Prognostic value and immunological characteristics of a novel autophagy-related signature in pancreatic cancer

Abstract

Autophagy affects the development, progression, and prognosis of various cancers including pancreatic cancer. To develop an autophagy-related prognostic model of pancreatic cancer, we systematically analyzed gene expression profile from The Cancer Genome Atlas and Genotype-Tissue Expression. Ten autophagy-relevant genes with potential prognostic values were identified, based on which a prognostic model was constructed. We divided patients into a high- and a low-risk group with this model. Time-dependent receiver operating characteristic and Kaplan-Meier curves were conducted to evaluate the accuracy of the model. The Area Under Curvevalues of this model at 12, 18, and 24 months were 0.76, 0.73, and 0.78, respectively. The model was further validated in two Gene Expression Omnibus datasets.

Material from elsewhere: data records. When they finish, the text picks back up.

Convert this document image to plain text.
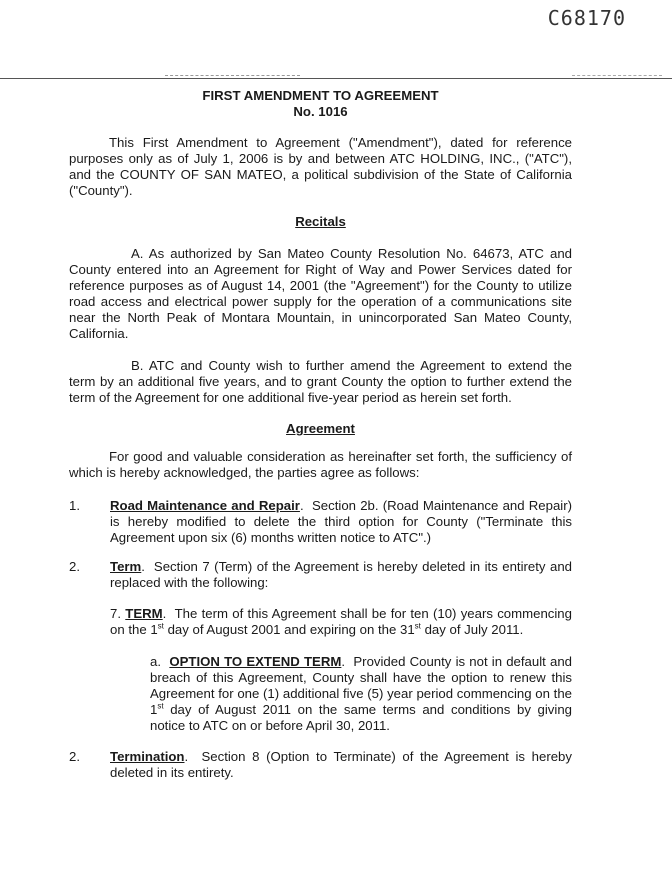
C68170

FIRST AMENDMENT TO AGREEMENT

No. 1016

This First Amendment to Agreement ("Amendment"), dated for reference purposes only as of July 1, 2006 is by and between ATC HOLDING, INC., ("ATC"), and the COUNTY OF SAN MATEO, a political subdivision of the State of California ("County").

Recitals

A. As authorized by San Mateo County Resolution No. 64673, ATC and County entered into an Agreement for Right of Way and Power Services dated for reference purposes as of August 14, 2001 (the "Agreement") for the County to utilize road access and electrical power supply for the operation of a communications site near the North Peak of Montara Mountain, in unincorporated San Mateo County, California.

B. ATC and County wish to further amend the Agreement to extend the term by an additional five years, and to grant County the option to further extend the term of the Agreement for one additional five-year period as herein set forth.

Agreement

For good and valuable consideration as hereinafter set forth, the sufficiency of which is hereby acknowledged, the parties agree as follows:

1.	Road Maintenance and Repair.  Section 2b. (Road Maintenance and Repair) is hereby modified to delete the third option for County ("Terminate this Agreement upon six (6) months written notice to ATC".)
2.	Term.  Section 7 (Term) of the Agreement is hereby deleted in its entirety and replaced with the following:

7. TERM.  The term of this Agreement shall be for ten (10) years commencing on the 1st day of August 2001 and expiring on the 31st day of July 2011.

a. OPTION TO EXTEND TERM.  Provided County is not in default and breach of this Agreement, County shall have the option to renew this Agreement for one (1) additional five (5) year period commencing on the 1st day of August 2011 on the same terms and conditions by giving notice to ATC on or before April 30, 2011.

2.	Termination.  Section 8 (Option to Terminate) of the Agreement is hereby deleted in its entirety.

Gene set enrichment analysis and Cibersort were applied to analyze immune infiltration patterns and immune checkpoint blockade (ICB) molecules. The expression of ICB molecules, such as PD-L1 and PD1, presented significant correlation with the risk score. In conclusion, the risk score model established herein has been proved to be robust for evaluating the prognosis of pancreatic cancer and facilitate to improve the efficacy of ICB.